The Efficacy of Babaodan Capsules in Preventing Radiation Pneumonia

The Efficacy of Babaodan Capsules in Preventing Radiation Pneumonitis in Locally Advanced Non-Small Cell Lung Cancer Patients: A Phase II Clinical Trial

Radiation pneumonitis (RP) is a common complication of radiotherapy for thoracic tumors, and the incidence rate of grade 2 or above RP is 20% -40%; The use of antibiotics after secondary bacterial infection due to radiation pneumonia or the use of systemic glucocorticoids for radiation pneumonia itself have significant adverse effects on the survival of NSCLC patients. At present, FDA has not approved drugs to prevent the occurrence of radiation pneumonia. traditional Chinese patent Babaodan (BBD) capsule has the effect of controlling macrophages to produce proinflammatory cytokines, such as significantly inhibiting the release of IL-6. Through prospective research, this study evaluates the incidence of symptomatic pneumonia (G ≥ 2) in the treatment of locally advanced non-small cell lung cancer with BBD combined with concurrent radiotherapy and chemotherapy.

Study Overview

• Status: Recruiting
• Conditions: Radiation Pneumonitis
• Intervention / Treatment: Drug: Babaodan Capsule

Detailed Description

Radiation induced lung injury (RILI) is a common complication of chest radiation therapy, which can be divided into two stages, including radiation pneumonia (RP) and pulmonary fibrosis (RPF), with different clinical manifestations and occurrence times. According to the research report, the incidence rate of grade 2 or above RP is 20% -40%, and most patients have different degrees of pulmonary fibrosis in the late stage. Although these two stages are interdependent, they can be clearly separated in terms of time: RP occurs within 6 months after treatment (usually within 12 weeks), while RPF occurs after more than 1 year of treatment. RILI is believed to be caused by reactive oxygen species produced during the treatment process, which can lead to DNA damage and subsequent inflammatory reactions. After irradiation of alveolar type II cells and endothelial cells, they release pro-inflammatory cytokines, promote the activation and chemotaxis of inflammatory cells, induce macrophages to release profibrotic factors, and stimulate fibroblast proliferation to promote fibrosis.

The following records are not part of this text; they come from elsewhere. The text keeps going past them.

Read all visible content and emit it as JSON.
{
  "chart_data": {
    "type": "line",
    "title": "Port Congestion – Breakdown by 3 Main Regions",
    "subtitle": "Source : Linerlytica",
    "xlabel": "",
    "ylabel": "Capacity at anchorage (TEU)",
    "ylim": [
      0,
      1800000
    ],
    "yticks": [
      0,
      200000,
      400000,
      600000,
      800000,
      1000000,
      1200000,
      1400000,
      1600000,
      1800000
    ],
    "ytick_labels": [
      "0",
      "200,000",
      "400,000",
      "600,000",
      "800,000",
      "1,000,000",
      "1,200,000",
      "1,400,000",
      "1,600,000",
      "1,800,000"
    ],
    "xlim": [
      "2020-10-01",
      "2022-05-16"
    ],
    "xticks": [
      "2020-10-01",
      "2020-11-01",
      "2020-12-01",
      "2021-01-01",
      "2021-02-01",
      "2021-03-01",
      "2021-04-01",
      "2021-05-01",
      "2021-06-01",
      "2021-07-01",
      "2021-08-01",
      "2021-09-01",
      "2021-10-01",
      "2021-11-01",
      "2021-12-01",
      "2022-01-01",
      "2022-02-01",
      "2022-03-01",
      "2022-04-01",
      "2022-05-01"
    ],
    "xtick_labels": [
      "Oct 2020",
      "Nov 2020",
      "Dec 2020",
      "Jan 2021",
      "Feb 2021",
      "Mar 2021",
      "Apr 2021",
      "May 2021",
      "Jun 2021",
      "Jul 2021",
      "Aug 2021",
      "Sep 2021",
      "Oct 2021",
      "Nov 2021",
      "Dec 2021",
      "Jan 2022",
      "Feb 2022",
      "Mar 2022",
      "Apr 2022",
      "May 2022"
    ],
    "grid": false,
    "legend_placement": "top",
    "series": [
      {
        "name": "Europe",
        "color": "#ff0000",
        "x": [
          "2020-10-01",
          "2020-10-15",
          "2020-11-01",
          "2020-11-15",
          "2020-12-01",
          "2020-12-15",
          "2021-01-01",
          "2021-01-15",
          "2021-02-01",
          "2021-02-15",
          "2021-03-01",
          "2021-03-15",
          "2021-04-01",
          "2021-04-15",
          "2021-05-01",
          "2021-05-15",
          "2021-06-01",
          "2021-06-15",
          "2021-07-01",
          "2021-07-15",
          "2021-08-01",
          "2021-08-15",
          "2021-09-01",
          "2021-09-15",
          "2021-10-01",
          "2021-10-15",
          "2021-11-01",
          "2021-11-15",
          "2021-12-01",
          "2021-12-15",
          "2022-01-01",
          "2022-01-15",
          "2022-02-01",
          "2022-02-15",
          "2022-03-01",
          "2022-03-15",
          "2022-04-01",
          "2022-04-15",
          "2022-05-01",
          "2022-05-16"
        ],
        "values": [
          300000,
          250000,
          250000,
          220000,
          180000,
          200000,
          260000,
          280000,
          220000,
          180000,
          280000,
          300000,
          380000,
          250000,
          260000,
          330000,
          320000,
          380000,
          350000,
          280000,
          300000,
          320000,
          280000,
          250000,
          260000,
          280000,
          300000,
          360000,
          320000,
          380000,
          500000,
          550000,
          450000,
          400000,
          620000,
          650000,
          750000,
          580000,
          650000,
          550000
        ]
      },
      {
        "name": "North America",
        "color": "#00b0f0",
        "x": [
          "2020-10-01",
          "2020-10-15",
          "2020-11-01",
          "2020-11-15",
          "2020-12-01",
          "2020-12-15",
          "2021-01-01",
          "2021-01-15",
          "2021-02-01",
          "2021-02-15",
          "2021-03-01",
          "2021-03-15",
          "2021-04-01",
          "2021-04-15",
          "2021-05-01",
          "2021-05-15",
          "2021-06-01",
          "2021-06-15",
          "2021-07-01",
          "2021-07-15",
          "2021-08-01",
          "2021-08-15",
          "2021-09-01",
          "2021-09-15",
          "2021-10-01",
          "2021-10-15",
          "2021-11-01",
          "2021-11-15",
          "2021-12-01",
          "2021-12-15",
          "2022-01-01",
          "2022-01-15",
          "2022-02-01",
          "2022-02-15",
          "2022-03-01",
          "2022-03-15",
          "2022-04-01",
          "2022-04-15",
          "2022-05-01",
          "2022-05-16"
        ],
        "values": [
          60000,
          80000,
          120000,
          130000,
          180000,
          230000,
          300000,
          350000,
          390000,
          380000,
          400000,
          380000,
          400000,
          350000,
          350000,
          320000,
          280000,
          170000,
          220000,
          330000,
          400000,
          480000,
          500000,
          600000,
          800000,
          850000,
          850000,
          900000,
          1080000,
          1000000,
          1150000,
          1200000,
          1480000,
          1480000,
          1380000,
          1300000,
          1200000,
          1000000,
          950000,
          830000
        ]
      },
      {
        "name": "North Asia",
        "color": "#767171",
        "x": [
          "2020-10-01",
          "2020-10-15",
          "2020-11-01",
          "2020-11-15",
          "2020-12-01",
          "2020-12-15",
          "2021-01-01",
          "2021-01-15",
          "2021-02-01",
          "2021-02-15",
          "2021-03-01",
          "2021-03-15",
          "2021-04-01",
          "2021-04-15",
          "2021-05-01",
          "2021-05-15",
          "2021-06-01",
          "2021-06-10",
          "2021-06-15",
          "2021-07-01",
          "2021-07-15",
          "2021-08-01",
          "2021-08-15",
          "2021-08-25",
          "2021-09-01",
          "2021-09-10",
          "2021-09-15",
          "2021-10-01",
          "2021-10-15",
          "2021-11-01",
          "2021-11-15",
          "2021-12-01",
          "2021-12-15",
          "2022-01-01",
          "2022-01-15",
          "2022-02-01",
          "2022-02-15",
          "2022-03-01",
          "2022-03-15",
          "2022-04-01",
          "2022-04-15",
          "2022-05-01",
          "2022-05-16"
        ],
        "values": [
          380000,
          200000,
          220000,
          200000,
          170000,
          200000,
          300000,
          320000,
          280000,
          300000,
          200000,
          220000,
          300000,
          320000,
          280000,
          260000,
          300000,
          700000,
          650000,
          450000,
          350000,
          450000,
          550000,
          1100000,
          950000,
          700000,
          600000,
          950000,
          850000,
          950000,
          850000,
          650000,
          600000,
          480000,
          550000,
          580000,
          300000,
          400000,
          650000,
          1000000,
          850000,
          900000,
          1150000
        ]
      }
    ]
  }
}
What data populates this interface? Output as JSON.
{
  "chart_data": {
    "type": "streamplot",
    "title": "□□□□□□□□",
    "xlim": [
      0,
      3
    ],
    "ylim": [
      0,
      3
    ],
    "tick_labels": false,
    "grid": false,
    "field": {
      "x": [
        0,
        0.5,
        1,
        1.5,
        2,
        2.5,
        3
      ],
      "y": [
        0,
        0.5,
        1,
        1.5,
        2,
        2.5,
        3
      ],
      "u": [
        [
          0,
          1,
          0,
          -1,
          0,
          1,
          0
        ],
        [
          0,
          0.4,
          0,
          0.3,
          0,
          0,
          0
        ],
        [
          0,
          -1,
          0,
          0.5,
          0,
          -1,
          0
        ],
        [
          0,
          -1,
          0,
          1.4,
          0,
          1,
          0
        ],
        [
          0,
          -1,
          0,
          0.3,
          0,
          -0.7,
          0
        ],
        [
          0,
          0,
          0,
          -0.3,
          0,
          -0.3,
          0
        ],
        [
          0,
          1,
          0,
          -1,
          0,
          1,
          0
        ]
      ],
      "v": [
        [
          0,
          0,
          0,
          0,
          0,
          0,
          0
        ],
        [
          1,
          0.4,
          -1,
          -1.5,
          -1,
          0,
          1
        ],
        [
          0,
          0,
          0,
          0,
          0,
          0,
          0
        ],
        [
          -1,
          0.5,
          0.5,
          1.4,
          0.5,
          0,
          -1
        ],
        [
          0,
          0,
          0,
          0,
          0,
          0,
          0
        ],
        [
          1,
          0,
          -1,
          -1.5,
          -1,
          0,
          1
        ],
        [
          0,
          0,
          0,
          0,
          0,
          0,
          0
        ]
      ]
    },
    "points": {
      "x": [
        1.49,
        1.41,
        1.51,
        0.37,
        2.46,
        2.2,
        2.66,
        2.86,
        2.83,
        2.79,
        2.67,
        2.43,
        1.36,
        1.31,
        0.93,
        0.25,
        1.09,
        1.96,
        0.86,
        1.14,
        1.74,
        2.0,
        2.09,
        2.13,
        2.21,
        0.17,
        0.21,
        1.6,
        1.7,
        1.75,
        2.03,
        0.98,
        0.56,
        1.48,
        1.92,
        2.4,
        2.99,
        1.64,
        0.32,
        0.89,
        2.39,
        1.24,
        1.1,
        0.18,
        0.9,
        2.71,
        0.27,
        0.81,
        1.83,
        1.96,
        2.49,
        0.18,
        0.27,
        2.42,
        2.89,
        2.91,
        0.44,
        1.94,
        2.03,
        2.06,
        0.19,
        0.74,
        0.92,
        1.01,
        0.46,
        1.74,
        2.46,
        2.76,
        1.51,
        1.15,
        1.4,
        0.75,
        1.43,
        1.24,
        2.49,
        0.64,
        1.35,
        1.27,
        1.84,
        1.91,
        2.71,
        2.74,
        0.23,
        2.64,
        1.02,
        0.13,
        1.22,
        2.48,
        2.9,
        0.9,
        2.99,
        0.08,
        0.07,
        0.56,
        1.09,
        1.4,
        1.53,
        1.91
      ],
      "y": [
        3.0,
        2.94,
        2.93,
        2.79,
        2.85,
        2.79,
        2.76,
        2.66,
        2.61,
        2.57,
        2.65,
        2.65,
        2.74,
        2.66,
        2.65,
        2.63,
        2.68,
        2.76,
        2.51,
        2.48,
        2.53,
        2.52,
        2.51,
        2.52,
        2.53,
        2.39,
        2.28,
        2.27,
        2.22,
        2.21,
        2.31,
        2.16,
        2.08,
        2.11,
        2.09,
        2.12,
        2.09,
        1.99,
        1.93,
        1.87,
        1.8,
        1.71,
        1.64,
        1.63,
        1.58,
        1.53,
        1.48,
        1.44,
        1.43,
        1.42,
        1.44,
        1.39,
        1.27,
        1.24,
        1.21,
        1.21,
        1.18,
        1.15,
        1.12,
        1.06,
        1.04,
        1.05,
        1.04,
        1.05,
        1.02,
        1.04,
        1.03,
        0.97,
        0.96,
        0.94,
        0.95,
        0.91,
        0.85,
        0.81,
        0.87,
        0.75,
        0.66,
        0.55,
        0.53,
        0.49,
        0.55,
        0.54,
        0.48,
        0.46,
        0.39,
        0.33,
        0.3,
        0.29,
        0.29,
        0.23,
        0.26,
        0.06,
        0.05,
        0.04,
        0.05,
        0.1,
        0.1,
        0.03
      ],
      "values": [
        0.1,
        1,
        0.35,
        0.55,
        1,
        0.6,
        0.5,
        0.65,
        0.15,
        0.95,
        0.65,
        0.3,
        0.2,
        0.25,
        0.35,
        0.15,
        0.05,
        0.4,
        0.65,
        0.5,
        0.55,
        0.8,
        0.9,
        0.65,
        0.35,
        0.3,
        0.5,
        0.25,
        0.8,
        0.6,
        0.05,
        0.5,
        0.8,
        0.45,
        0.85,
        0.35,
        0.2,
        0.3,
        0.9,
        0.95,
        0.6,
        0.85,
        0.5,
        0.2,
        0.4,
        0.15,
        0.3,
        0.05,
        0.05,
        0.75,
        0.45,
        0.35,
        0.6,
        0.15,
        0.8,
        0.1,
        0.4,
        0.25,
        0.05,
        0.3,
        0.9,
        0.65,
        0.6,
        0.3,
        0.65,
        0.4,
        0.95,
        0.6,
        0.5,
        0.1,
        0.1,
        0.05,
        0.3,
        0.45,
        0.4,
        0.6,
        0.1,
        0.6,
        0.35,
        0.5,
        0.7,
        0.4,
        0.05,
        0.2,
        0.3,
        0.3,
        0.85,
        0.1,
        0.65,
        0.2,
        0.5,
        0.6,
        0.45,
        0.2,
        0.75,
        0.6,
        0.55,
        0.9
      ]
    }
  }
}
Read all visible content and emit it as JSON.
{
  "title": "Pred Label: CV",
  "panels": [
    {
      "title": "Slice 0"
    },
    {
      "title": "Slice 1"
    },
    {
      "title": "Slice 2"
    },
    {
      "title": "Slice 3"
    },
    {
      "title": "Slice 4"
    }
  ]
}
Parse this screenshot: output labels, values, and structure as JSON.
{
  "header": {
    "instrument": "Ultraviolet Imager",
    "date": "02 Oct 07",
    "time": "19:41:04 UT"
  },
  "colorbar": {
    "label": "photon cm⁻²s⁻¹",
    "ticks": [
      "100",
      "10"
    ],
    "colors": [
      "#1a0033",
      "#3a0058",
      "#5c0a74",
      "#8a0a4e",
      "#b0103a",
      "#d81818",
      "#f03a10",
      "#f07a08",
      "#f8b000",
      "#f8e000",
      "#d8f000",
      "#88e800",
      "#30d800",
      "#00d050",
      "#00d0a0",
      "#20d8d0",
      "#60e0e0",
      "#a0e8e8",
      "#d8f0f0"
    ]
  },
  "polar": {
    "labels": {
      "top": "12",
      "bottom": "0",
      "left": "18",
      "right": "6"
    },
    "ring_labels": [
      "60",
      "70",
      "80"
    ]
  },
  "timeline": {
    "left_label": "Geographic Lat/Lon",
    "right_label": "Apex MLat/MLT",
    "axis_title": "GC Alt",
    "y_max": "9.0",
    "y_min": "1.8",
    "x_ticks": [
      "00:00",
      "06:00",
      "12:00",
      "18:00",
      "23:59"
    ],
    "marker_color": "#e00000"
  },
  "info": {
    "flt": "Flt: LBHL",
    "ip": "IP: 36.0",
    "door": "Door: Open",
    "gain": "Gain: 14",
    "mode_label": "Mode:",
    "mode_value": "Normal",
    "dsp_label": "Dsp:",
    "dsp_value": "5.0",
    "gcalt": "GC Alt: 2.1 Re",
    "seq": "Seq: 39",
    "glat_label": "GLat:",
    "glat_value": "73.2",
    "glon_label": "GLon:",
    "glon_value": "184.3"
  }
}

Babaodan (BBD) capsule has the effects of clearing heat and dampness, promoting blood circulation and detoxification, and treating jaundice and pain. Its characteristics are recognized as common symptoms of infectious diseases and inflammation in modern medicine. It is widely used in clinical practice to treat viral hepatitis, cholecystitis, vascular colitis, and urinary tract infections. Studies have found that BBD has a therapeutic effect on endotoxin-induced sepsis by inhibiting NLRP3 mediated activation of inflammasomes. It has also been reported that in the animal and clinical experiments of COVID-19, BBD controls macrophages to produce a large number of proinflammatory cytokines, such as significantly inhibiting the release of IL-6, thus realizing the protective effect of excessive immune response. In addition, in vivo and in vitro research results indicate that BBD can enhance the anti-tumor effect of cisplatin on non-small cell lung cancer (NSCLC).

We initiated this Phase II study to evaluate the efficacy of BBD in reducing the incidence of symptomatic RP in LANSCLC patients receiving CCRT treatment. In this study, BBD was delivered during and after CCRT, assuming that BBD can alleviate the potential harmful effects of CCRT and regulate the severity of pulmonary complications.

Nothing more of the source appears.